The remote feeling you get at the top of the hill – which is only a 15-minute walk from Birkenhead’s north end, but feels much further – is one of the big draws for those that come here. Time and space have a different meaning here.
“The draw for most people is that they have that time and the space outside of their daily working lives,” says Kym Ward.
“It allows you to carve out the time to finish that book, maybe. We try our absolute best to be welcoming to as many different people as possible,” Kym says. “Especially to groups who might feel ostracised from public infrastructure and public life.”
It’s a welcome felt by another of the guests.
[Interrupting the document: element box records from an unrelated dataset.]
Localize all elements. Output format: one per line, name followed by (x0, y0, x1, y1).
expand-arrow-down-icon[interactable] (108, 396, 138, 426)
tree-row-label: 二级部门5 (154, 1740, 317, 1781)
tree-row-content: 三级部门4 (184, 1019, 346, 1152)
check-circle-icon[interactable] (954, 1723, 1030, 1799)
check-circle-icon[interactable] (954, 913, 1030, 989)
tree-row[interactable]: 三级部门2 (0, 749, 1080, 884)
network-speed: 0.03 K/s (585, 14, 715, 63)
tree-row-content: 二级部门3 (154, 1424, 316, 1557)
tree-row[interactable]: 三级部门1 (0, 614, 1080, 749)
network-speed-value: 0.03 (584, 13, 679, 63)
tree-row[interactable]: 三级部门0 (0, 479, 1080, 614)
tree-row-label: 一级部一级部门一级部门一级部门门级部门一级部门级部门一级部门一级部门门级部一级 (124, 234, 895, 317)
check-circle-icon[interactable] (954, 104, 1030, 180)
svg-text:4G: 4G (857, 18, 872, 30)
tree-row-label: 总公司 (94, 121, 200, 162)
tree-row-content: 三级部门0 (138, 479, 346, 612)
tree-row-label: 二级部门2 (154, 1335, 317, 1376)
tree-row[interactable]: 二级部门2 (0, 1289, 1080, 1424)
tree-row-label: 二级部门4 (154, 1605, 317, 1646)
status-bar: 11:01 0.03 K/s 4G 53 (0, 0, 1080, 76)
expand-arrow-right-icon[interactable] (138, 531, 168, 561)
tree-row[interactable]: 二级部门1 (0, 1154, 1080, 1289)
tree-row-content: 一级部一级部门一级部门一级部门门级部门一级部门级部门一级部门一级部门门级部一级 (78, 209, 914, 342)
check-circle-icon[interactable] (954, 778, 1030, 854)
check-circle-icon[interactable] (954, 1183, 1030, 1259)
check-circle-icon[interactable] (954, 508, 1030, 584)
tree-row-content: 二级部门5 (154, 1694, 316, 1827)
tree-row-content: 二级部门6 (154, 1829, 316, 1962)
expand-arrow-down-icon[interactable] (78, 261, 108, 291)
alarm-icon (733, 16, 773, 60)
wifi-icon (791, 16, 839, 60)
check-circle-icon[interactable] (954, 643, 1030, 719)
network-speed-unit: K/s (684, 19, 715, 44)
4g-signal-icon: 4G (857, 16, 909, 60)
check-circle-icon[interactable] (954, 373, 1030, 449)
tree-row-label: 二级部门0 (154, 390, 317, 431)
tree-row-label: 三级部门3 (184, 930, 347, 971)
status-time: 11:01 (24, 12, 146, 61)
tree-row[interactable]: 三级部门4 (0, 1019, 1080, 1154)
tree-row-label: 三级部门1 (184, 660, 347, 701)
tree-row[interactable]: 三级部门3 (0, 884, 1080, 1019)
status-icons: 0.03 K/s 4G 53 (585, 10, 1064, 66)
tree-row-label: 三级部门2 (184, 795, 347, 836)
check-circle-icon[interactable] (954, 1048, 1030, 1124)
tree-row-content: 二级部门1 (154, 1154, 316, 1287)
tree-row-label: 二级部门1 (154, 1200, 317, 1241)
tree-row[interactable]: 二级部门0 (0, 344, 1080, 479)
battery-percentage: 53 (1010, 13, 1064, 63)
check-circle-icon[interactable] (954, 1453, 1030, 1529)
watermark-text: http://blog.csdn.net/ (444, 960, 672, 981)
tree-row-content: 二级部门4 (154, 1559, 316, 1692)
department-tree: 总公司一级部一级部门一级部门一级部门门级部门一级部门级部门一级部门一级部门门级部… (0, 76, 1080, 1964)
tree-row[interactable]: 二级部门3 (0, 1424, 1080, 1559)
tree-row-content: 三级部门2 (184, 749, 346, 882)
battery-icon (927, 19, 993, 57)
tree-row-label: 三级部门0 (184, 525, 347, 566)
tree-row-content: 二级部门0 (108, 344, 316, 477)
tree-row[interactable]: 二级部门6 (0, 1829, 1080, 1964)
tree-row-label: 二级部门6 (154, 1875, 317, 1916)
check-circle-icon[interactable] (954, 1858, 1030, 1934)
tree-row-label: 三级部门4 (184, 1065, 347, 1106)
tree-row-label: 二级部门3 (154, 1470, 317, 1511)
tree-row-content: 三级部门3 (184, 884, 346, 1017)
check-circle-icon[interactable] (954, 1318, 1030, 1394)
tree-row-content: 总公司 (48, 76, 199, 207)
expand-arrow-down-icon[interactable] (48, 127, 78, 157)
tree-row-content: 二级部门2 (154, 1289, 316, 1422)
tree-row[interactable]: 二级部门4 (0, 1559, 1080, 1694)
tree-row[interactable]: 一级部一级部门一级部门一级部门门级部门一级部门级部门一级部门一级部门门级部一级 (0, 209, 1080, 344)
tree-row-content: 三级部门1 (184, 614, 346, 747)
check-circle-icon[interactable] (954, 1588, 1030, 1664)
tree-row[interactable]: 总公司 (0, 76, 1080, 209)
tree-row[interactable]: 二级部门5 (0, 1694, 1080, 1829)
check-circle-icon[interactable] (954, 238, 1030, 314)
Angelo Madonna was studying for his MA in Fine Art at Liverpool John Moores University when he first stayed at the observatory.
He was drawn to the Observatory by the work happening here – that artists had built a community space for other artists, and by the history of the building.
But it was the sense of community that has stuck with him and has brought him back three times to stay. “It’s friendly,” he says. “You sit around a table, cook together and conversations just start to emerge.
“You end up spending hours talking with people you’ve never met before. I met a poet and bought his book and I’ve had conversations about sound, memory, and haunted places. Nothing’s ever planned. It’s beautiful.”
As Angelo and I chat, our conversation comes back to the physical location of the space, the magic of it as a place to hold creative thinking, endeavours and deeper connections.
“There is a really interesting energy in the place,” he says. “It restores me.”
From Rotterdam to Bidston
“We were really searching for a place to make this happen. We didn't know whether we’d be able to do it in the UK or, or elsewhere. The model that we’re running doesn’t really exist in the UK but it does exist in Europe,” says Kym Ward, one of BOARC’s directors.
“We all come from a fine arts background, and we met in Rotterdam where we were doing our MAs, back in the day when you could when you could study abroad.
“Then we just fell in love with this place and we also knew that its history is extremely rare in the UK, but so rich. It’s got these incredible histories of natural earth science and research.
“It was built to observe the stars, but it was really built to observe time.”